Ralentir sur l'autoroute pour économiser le carburant, une idée controversée
PARIS (AFP) - La réflexion du gouvernement sur une réduction de 130 à 115 km/h de la vitesse sur autoroute relance l'idée de jouer sur les limitations de vitesse pour économiser l'énergie, mais suscite déjà des critiques des politiques et des automobilistes.
"Si l'on abaisse la limitation de vitesse sur autoroutes de 130 km/h à 115 km/h, cela représente environ 20% d'économies de carburant, soit deux millions de tonnes de pétrole par an", a indiqué lundi l'Agence de l'environnement et de la maîtrise de l'énergie (Ademe).
Le ministre des Transports Dominique Perben a ainsi fait valoir dimanche que "si l'on réduit la vitesse de 15 km/h (sur autoroute), le prix du plein reste(rait) le même qu'avant la hausse" des prix du pétrole.
Si un automobiliste roule 10.000 km par an en réduisant sa vitesse de 15 km/h sur les autoroutes, cela compense à peu près les 150 euros de dépenses supplémentaires liés à la hausse des tarifs du carburant, selon les calculs du gouvernement.
La Fédération nationale des associations d'usagers des transports (Fnaut) et la Réseau Action Climat France ont donc salué cette idée lundi dans un communiqué commun. "Réduire la vitesse maximale autorisée sur les autoroutes en France, pays européen où les limitations sont les plus élevées, c'est bon pour le budget des ménages, pour l'environnement et pour la sécurité routière", a déclaré à l'AFP Jean Sivardière, président de la Fnaut.
"Face à la hausse inéluctable des prix du pétrole, cela responsabiliserait aussi les consommateurs, alors que baisser les taxes coûterait assez cher à l'Etat et ne serait pas très pédagogique", a-t-il noté, en référence aux suggestions du PS ou de certaines associations de consommateurs.
Malgré le nouveau record du baril de brut, qui a dépassé les 70 dollars lundi, une réduction de la vitesse à 115 km/h ne fait pas l'unanimité, comme l'a montré lundi un tir de barrage nourri de la majorité.
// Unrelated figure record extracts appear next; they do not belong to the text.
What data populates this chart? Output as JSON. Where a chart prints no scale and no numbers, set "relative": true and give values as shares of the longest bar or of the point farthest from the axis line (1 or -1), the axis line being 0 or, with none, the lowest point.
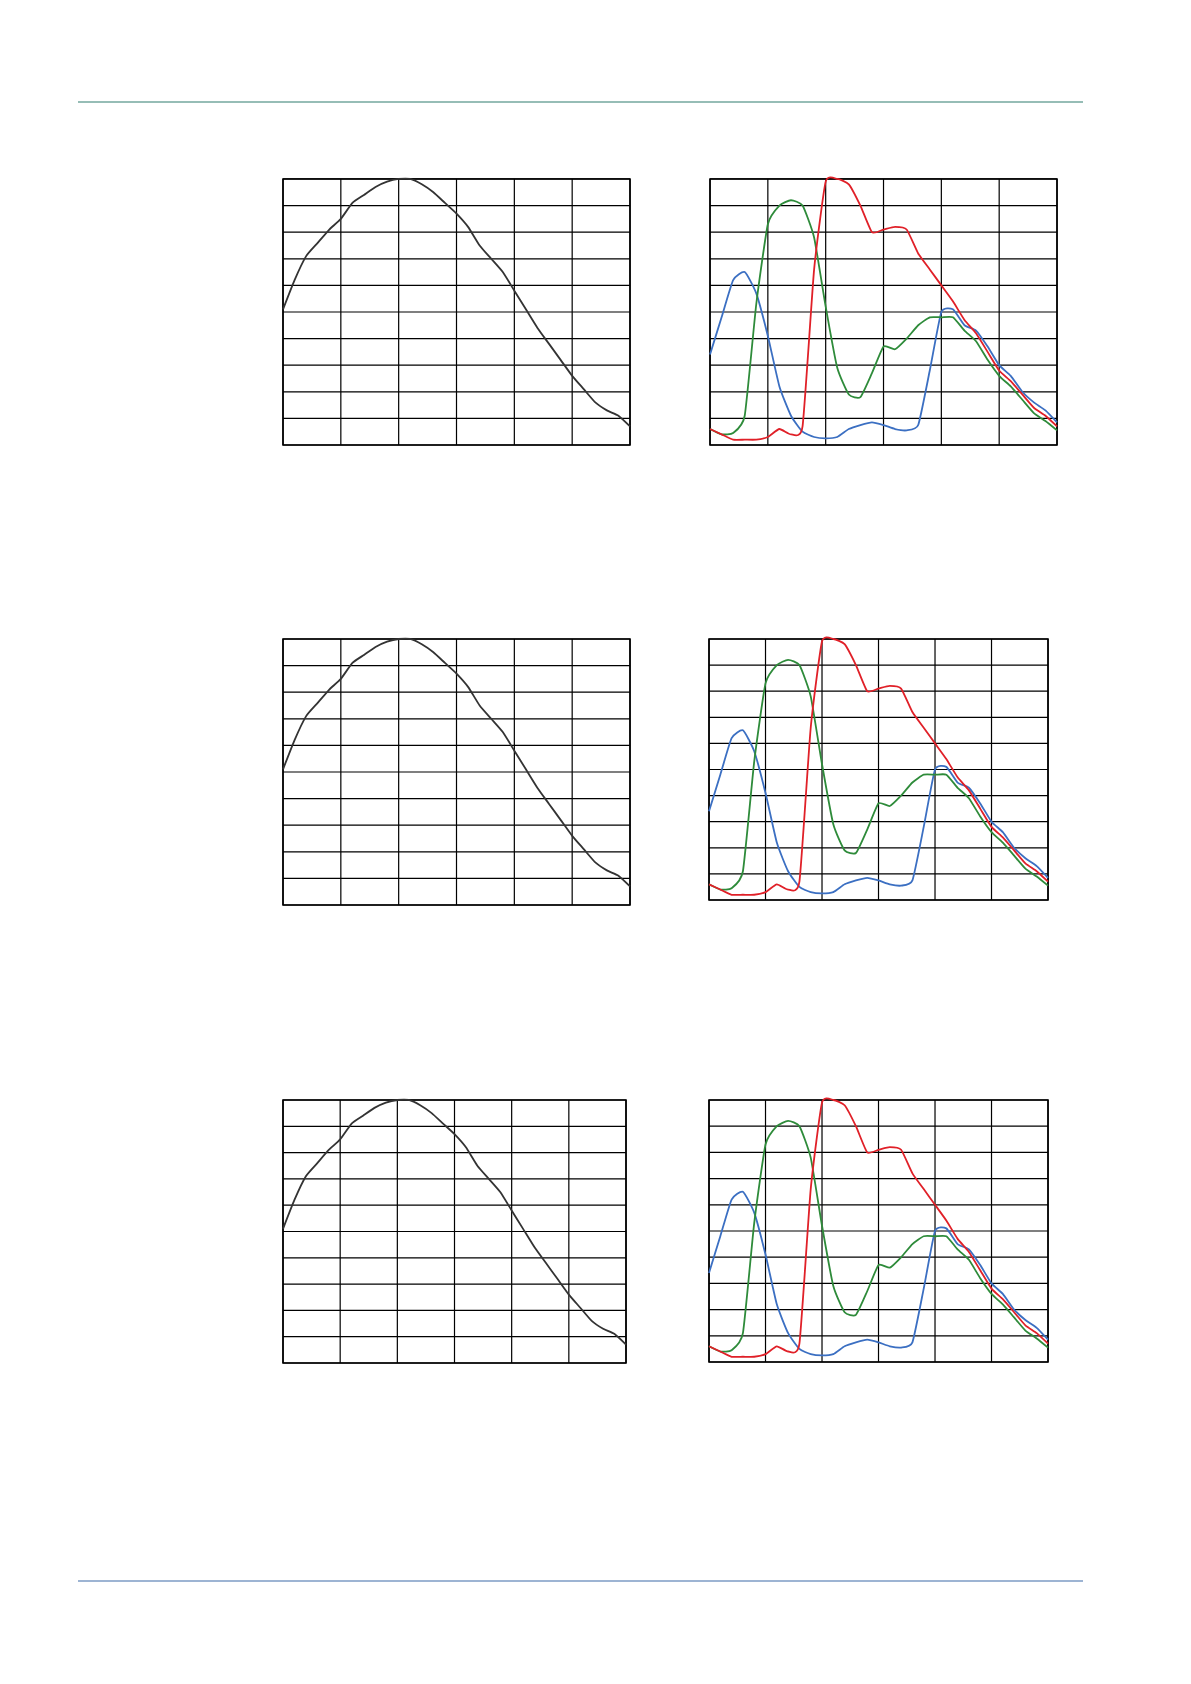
{
  "chart_data": [
    {
      "type": "line",
      "relative": true,
      "grid": true,
      "tick_labels": false,
      "categories": [
        null,
        null,
        null,
        null,
        null,
        null,
        null,
        null,
        null,
        null,
        null,
        null,
        null,
        null,
        null,
        null,
        null,
        null,
        null,
        null,
        null,
        null,
        null,
        null,
        null,
        null,
        null,
        null,
        null,
        null,
        null
      ],
      "series": [
        {
          "color": "#333333",
          "values": [
            0.51,
            0.62,
            0.71,
            0.76,
            0.81,
            0.85,
            0.91,
            0.94,
            0.97,
            0.99,
            1.0,
            1.0,
            0.98,
            0.95,
            0.91,
            0.87,
            0.82,
            0.75,
            0.7,
            0.65,
            0.58,
            0.51,
            0.44,
            0.38,
            0.32,
            0.26,
            0.21,
            0.16,
            0.13,
            0.11,
            0.07
          ]
        }
      ]
    },
    {
      "type": "line",
      "relative": true,
      "grid": true,
      "tick_labels": false,
      "categories": [
        null,
        null,
        null,
        null,
        null,
        null,
        null,
        null,
        null,
        null,
        null,
        null,
        null,
        null,
        null,
        null,
        null,
        null,
        null,
        null,
        null,
        null,
        null,
        null,
        null,
        null,
        null,
        null,
        null,
        null,
        null
      ],
      "series": [
        {
          "color": "#3b6fc2",
          "values": [
            0.34,
            0.48,
            0.62,
            0.65,
            0.57,
            0.41,
            0.22,
            0.11,
            0.05,
            0.03,
            0.025,
            0.03,
            0.06,
            0.075,
            0.085,
            0.075,
            0.06,
            0.055,
            0.075,
            0.28,
            0.5,
            0.51,
            0.45,
            0.43,
            0.37,
            0.3,
            0.26,
            0.2,
            0.16,
            0.13,
            0.085
          ]
        },
        {
          "color": "#2e8b3a",
          "values": [
            0.06,
            0.04,
            0.045,
            0.11,
            0.53,
            0.83,
            0.9,
            0.92,
            0.9,
            0.78,
            0.52,
            0.29,
            0.19,
            0.18,
            0.27,
            0.37,
            0.36,
            0.4,
            0.45,
            0.48,
            0.48,
            0.48,
            0.43,
            0.39,
            0.32,
            0.26,
            0.22,
            0.17,
            0.12,
            0.09,
            0.055
          ]
        },
        {
          "color": "#e02028",
          "values": [
            0.06,
            0.04,
            0.02,
            0.02,
            0.02,
            0.03,
            0.06,
            0.04,
            0.07,
            0.66,
            0.99,
            1.0,
            0.98,
            0.9,
            0.8,
            0.81,
            0.82,
            0.81,
            0.72,
            0.66,
            0.6,
            0.54,
            0.47,
            0.42,
            0.35,
            0.28,
            0.24,
            0.19,
            0.14,
            0.11,
            0.07
          ]
        }
      ]
    },
    {
      "type": "line",
      "relative": true,
      "grid": true,
      "tick_labels": false,
      "categories": [
        null,
        null,
        null,
        null,
        null,
        null,
        null,
        null,
        null,
        null,
        null,
        null,
        null,
        null,
        null,
        null,
        null,
        null,
        null,
        null,
        null,
        null,
        null,
        null,
        null,
        null,
        null,
        null,
        null,
        null,
        null
      ],
      "series": [
        {
          "color": "#333333",
          "values": [
            0.51,
            0.62,
            0.71,
            0.76,
            0.81,
            0.85,
            0.91,
            0.94,
            0.97,
            0.99,
            1.0,
            1.0,
            0.98,
            0.95,
            0.91,
            0.87,
            0.82,
            0.75,
            0.7,
            0.65,
            0.58,
            0.51,
            0.44,
            0.38,
            0.32,
            0.26,
            0.21,
            0.16,
            0.13,
            0.11,
            0.07
          ]
        }
      ]
    },
    {
      "type": "line",
      "relative": true,
      "grid": true,
      "tick_labels": false,
      "categories": [
        null,
        null,
        null,
        null,
        null,
        null,
        null,
        null,
        null,
        null,
        null,
        null,
        null,
        null,
        null,
        null,
        null,
        null,
        null,
        null,
        null,
        null,
        null,
        null,
        null,
        null,
        null,
        null,
        null,
        null,
        null
      ],
      "series": [
        {
          "color": "#3b6fc2",
          "values": [
            0.34,
            0.48,
            0.62,
            0.65,
            0.57,
            0.41,
            0.22,
            0.11,
            0.05,
            0.03,
            0.025,
            0.03,
            0.06,
            0.075,
            0.085,
            0.075,
            0.06,
            0.055,
            0.075,
            0.28,
            0.5,
            0.51,
            0.45,
            0.43,
            0.37,
            0.3,
            0.26,
            0.2,
            0.16,
            0.13,
            0.085
          ]
        },
        {
          "color": "#2e8b3a",
          "values": [
            0.06,
            0.04,
            0.045,
            0.11,
            0.53,
            0.83,
            0.9,
            0.92,
            0.9,
            0.78,
            0.52,
            0.29,
            0.19,
            0.18,
            0.27,
            0.37,
            0.36,
            0.4,
            0.45,
            0.48,
            0.48,
            0.48,
            0.43,
            0.39,
            0.32,
            0.26,
            0.22,
            0.17,
            0.12,
            0.09,
            0.055
          ]
        },
        {
          "color": "#e02028",
          "values": [
            0.06,
            0.04,
            0.02,
            0.02,
            0.02,
            0.03,
            0.06,
            0.04,
            0.07,
            0.66,
            0.99,
            1.0,
            0.98,
            0.9,
            0.8,
            0.81,
            0.82,
            0.81,
            0.72,
            0.66,
            0.6,
            0.54,
            0.47,
            0.42,
            0.35,
            0.28,
            0.24,
            0.19,
            0.14,
            0.11,
            0.07
          ]
        }
      ]
    },
    {
      "type": "line",
      "relative": true,
      "grid": true,
      "tick_labels": false,
      "categories": [
        null,
        null,
        null,
        null,
        null,
        null,
        null,
        null,
        null,
        null,
        null,
        null,
        null,
        null,
        null,
        null,
        null,
        null,
        null,
        null,
        null,
        null,
        null,
        null,
        null,
        null,
        null,
        null,
        null,
        null,
        null
      ],
      "series": [
        {
          "color": "#333333",
          "values": [
            0.51,
            0.62,
            0.71,
            0.76,
            0.81,
            0.85,
            0.91,
            0.94,
            0.97,
            0.99,
            1.0,
            1.0,
            0.98,
            0.95,
            0.91,
            0.87,
            0.82,
            0.75,
            0.7,
            0.65,
            0.58,
            0.51,
            0.44,
            0.38,
            0.32,
            0.26,
            0.21,
            0.16,
            0.13,
            0.11,
            0.07
          ]
        }
      ]
    },
    {
      "type": "line",
      "relative": true,
      "grid": true,
      "tick_labels": false,
      "categories": [
        null,
        null,
        null,
        null,
        null,
        null,
        null,
        null,
        null,
        null,
        null,
        null,
        null,
        null,
        null,
        null,
        null,
        null,
        null,
        null,
        null,
        null,
        null,
        null,
        null,
        null,
        null,
        null,
        null,
        null,
        null
      ],
      "series": [
        {
          "color": "#3b6fc2",
          "values": [
            0.34,
            0.48,
            0.62,
            0.65,
            0.57,
            0.41,
            0.22,
            0.11,
            0.05,
            0.03,
            0.025,
            0.03,
            0.06,
            0.075,
            0.085,
            0.075,
            0.06,
            0.055,
            0.075,
            0.28,
            0.5,
            0.51,
            0.45,
            0.43,
            0.37,
            0.3,
            0.26,
            0.2,
            0.16,
            0.13,
            0.085
          ]
        },
        {
          "color": "#2e8b3a",
          "values": [
            0.06,
            0.04,
            0.045,
            0.11,
            0.53,
            0.83,
            0.9,
            0.92,
            0.9,
            0.78,
            0.52,
            0.29,
            0.19,
            0.18,
            0.27,
            0.37,
            0.36,
            0.4,
            0.45,
            0.48,
            0.48,
            0.48,
            0.43,
            0.39,
            0.32,
            0.26,
            0.22,
            0.17,
            0.12,
            0.09,
            0.055
          ]
        },
        {
          "color": "#e02028",
          "values": [
            0.06,
            0.04,
            0.02,
            0.02,
            0.02,
            0.03,
            0.06,
            0.04,
            0.07,
            0.66,
            0.99,
            1.0,
            0.98,
            0.9,
            0.8,
            0.81,
            0.82,
            0.81,
            0.72,
            0.66,
            0.6,
            0.54,
            0.47,
            0.42,
            0.35,
            0.28,
            0.24,
            0.19,
            0.14,
            0.11,
            0.07
          ]
        }
      ]
    }
  ]
}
"Il faut se méfier des fausses bonnes solutions, des fausses bonnes idées", a jugé Luc Chatel, porte-parole de l'UMP, lors de la conférence de presse hebdomadaire du parti. "C'est bien d'encourager les Français à faire des économies, à rouler moins vite, à consommer moins de fuel", mais "je ne suis pas sûr que les mesures coercitives soient les réponses les plus appropriées", a-t-il ajouté.
"Après la TIPP flottante, voilà la vitesse flottante", a ironisé la vice-présidente de l'UDF Marielle de Sarnez, lors de l'université d'été du parti à Giens (Var), demandant : "Si le prix du baril double, va-t-on limiter la vitesse à 60 km/h sur les autoroutes ?"
Du côté des automobilistes, la réserve est aussi de mise. "Si cela reste un conseil d'ami, nous ne sommes pas contre. Mais il faut vraiment réfléchir avant de l'imposer parce que le jeu n'en vaut pas la chandelle", a estimé Christian Gerondeau, président de la Fédération française des Automobile-Clubs (FFCA, quelque 500.000 adhérents).
"Cette mesure serait surtout symbolique, avec de faibles gains de consommation, et accroîtrait la morosité ambiante", selon le président de la FFAC. "Les limitations actuelles, en ville, sur routes et sur autoroutes, sont bien admises et bien adaptés", a-t-il précisé.
La France a déjà reculé plusieurs fois devant une réduction de la vitesse maximale. Envisagée lors de l'élaboration du Plan Climat, présenté en 2004, la limitation à 120 km/h avait été écartée pour cause d'impopularité. Un projet de réduction à 110 km/h envisagé en 1990 par Michel Rocard, alors Premier ministre, avait aussi tourné court.